En Reynosa, entre el movimiento diario de las colonias, hay un sonido que empieza a hacerse familiar, el saxofón de Don Matías Cruz, de 81 años, que junto a su nieto César camina varias calles todos los días en busca del sustento.
Originario de Oaxaca, Don Matías aprendió a tocar desde niño. Hoy, ese conocimiento es lo que le permite seguir trabajando.
A su lado, su nieto lo acompaña con una tambora, manteniendo viva una tradición que viene de familia.
Desde hace varios años viven en Reynosa, a donde llegaron en busca de una mejor oportunidad. Aquí han encontrado apoyo de la gente. Van casa por casa, tocan algunas piezas y quienes les dan alguna aportación económica.
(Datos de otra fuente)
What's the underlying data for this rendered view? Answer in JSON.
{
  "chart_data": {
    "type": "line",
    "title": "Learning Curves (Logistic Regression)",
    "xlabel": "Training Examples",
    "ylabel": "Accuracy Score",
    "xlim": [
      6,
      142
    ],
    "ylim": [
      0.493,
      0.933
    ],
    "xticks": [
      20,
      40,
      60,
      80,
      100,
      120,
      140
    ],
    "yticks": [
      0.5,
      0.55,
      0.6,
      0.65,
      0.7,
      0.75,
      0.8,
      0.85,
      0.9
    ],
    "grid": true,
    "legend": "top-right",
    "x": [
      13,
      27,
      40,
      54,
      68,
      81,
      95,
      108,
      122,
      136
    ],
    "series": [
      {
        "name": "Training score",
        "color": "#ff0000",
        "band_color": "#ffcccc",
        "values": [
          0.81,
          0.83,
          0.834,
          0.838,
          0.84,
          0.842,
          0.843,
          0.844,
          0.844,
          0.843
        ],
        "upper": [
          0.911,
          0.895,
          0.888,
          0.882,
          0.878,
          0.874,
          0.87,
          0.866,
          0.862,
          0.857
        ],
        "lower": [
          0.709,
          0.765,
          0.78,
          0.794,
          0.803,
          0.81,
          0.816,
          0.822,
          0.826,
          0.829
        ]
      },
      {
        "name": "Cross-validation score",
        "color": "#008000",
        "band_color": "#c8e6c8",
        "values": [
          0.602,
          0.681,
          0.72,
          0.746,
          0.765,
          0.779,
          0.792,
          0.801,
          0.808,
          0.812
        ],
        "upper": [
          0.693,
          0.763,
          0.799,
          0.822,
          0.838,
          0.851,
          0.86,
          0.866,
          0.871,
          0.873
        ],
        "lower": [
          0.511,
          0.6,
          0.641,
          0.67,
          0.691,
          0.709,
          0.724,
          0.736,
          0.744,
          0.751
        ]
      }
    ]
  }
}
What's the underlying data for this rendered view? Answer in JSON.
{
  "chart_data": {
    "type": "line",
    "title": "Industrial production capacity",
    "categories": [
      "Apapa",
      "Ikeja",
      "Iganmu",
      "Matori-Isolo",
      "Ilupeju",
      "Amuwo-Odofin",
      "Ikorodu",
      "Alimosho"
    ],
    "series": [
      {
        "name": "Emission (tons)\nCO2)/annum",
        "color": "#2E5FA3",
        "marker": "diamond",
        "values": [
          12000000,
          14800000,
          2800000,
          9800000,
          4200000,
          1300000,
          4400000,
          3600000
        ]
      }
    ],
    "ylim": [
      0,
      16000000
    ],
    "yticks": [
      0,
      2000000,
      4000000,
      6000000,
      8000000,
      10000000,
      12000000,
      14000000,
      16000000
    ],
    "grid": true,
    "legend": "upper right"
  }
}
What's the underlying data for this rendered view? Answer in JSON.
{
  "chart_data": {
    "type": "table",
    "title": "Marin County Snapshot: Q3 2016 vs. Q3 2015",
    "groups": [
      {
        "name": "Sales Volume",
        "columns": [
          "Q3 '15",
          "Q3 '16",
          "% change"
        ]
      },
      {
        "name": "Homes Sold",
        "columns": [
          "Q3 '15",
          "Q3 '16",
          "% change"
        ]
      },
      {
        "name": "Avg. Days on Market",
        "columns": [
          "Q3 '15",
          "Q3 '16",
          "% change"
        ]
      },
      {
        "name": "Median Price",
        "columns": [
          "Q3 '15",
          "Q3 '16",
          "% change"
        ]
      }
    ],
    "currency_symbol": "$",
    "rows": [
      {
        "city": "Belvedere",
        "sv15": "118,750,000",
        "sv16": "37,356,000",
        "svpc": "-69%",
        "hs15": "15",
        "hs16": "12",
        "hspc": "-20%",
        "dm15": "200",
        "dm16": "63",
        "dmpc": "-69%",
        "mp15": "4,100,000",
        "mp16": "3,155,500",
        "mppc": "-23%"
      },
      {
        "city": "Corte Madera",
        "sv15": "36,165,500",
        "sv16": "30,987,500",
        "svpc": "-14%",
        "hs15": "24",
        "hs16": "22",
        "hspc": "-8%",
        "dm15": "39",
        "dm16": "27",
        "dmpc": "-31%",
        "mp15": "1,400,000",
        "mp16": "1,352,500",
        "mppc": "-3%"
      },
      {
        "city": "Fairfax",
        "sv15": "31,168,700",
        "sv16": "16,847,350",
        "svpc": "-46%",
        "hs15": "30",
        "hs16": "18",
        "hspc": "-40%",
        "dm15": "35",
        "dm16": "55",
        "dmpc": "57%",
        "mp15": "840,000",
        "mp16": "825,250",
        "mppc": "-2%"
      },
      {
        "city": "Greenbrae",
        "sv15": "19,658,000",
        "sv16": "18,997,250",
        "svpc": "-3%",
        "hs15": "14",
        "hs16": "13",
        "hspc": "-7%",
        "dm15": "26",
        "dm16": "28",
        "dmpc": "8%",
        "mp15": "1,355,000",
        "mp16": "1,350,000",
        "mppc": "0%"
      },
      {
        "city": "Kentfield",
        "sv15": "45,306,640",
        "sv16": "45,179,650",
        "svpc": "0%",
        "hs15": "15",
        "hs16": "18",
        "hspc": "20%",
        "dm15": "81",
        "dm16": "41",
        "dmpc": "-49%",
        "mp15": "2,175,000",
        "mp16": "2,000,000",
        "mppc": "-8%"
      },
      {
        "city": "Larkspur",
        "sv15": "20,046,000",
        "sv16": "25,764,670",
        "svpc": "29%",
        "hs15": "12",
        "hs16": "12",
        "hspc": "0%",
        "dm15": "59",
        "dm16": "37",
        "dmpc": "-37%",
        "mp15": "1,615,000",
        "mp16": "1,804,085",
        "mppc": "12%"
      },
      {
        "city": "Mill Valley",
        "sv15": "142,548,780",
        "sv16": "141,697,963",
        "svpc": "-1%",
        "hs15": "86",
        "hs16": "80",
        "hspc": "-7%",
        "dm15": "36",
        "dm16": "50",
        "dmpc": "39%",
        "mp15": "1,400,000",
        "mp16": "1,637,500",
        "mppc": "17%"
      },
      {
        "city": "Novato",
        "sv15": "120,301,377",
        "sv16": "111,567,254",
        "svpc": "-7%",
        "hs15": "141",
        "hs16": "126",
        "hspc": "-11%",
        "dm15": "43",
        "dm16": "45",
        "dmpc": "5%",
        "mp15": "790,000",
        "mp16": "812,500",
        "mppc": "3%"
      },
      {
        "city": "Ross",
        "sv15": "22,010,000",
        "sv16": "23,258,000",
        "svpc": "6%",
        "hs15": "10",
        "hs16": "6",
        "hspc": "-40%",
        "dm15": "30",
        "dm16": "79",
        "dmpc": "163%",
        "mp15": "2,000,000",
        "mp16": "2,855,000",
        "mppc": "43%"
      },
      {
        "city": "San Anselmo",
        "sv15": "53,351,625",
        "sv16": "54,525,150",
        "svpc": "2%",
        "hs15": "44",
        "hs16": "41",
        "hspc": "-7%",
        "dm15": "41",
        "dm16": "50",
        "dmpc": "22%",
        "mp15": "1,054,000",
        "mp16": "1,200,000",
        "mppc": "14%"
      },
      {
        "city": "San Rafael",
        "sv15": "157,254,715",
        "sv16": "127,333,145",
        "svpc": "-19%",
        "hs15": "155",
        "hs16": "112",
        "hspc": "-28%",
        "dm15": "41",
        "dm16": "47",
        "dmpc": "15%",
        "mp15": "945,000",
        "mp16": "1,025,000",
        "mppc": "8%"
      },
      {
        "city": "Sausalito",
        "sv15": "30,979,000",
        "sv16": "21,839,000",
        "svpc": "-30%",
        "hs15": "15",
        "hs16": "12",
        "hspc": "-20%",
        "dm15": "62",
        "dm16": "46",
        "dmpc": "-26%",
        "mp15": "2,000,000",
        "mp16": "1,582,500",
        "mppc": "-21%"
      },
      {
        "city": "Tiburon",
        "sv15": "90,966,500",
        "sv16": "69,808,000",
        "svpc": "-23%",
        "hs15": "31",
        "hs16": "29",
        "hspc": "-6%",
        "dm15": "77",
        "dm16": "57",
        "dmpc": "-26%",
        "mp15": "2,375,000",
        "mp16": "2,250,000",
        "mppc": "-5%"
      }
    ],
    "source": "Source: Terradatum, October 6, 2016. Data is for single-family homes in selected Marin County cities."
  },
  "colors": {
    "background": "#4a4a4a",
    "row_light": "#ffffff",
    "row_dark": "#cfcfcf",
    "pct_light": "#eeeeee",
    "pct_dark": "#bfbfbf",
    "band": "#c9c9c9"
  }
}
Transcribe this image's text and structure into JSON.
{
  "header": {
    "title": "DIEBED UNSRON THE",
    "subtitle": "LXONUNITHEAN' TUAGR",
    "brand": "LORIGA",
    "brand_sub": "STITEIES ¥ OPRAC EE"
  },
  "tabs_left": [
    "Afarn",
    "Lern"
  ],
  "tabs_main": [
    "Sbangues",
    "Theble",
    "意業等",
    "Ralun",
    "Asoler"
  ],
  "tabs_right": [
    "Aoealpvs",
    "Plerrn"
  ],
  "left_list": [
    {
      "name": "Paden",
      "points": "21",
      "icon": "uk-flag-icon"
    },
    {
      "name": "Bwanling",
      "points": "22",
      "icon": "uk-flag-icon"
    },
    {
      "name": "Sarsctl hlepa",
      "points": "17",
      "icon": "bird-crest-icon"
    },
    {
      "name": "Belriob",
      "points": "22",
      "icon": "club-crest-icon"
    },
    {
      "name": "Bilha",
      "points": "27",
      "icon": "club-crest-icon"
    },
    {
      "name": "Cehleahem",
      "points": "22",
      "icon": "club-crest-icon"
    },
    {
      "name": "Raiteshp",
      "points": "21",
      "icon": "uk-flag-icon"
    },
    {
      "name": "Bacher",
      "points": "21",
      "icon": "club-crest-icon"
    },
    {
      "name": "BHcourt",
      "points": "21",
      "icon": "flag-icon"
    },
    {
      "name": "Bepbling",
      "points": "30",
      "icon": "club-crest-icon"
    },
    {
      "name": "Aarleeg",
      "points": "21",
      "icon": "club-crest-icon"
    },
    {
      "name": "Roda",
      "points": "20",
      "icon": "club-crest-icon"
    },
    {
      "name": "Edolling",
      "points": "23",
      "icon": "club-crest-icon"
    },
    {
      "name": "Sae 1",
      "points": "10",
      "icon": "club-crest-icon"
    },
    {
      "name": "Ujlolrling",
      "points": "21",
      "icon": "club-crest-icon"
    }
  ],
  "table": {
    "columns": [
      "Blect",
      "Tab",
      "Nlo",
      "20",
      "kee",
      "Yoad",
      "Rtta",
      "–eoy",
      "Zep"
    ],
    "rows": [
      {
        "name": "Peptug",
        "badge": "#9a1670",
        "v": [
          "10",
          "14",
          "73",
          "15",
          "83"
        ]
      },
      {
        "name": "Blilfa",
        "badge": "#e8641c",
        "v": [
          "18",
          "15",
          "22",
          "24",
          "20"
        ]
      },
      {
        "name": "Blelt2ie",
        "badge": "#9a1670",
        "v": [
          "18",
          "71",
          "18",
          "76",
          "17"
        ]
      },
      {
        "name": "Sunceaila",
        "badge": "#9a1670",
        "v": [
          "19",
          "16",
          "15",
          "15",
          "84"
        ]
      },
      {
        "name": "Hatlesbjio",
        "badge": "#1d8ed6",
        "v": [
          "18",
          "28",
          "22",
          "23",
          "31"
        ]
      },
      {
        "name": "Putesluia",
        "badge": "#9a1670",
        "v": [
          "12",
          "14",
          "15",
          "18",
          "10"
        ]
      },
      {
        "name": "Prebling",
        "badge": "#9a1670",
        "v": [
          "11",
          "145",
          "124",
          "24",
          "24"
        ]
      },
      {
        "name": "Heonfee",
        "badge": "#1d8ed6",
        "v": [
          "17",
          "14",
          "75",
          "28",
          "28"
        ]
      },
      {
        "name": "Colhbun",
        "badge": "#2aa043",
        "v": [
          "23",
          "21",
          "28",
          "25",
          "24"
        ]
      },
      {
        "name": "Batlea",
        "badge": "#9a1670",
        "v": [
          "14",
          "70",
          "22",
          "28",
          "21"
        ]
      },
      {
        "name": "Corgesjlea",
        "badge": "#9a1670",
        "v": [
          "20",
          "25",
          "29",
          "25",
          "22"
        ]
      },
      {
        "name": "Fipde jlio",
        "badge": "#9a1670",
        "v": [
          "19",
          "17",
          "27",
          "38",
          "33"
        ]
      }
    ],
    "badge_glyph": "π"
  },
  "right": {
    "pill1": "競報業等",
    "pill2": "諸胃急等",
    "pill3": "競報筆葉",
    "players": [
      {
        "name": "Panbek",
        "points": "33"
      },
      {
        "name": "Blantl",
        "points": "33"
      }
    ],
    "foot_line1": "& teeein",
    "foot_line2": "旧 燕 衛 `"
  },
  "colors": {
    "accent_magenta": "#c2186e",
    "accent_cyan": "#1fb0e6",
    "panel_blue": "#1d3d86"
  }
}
"Le damos gracias a toda la gente de Reynosa, porque nos reciben bien, nos apoyan con lo que pueden y eso para nosotros vale mucho", dice Don Matías.
Historias como la suya forman parte de una realidad más amplia. De acuerdo con el Instituto Nacional de Estadística y Geografía (INEGI), en Tamaulipas alrededor de 1 de cada 4 habitantes, equivalente a cerca del 24% de la población, nació en otro estado del país, lo que confirma que ciudades como Reynosa se han consolidado como destino para quienes buscan mejores oportunidades y deciden establecerse.
Su recorrido no es corto. Día con día avanzan por distintas colonias, llevando su música a calles donde a veces no pasa mucho. Hay vecinos que ya los reconocen y salen a escucharlos.
Para Don Matías, tocar no es solo una forma de ganar dinero.
"La música es como vitaminas para uno, es lo que me da vida, lo que me hace seguir caminando todos los días", comparte.
Así, entre calles y casas, abuelo y nieto siguen adelante, sosteniéndose de la música y del apoyo que encuentran en la gente.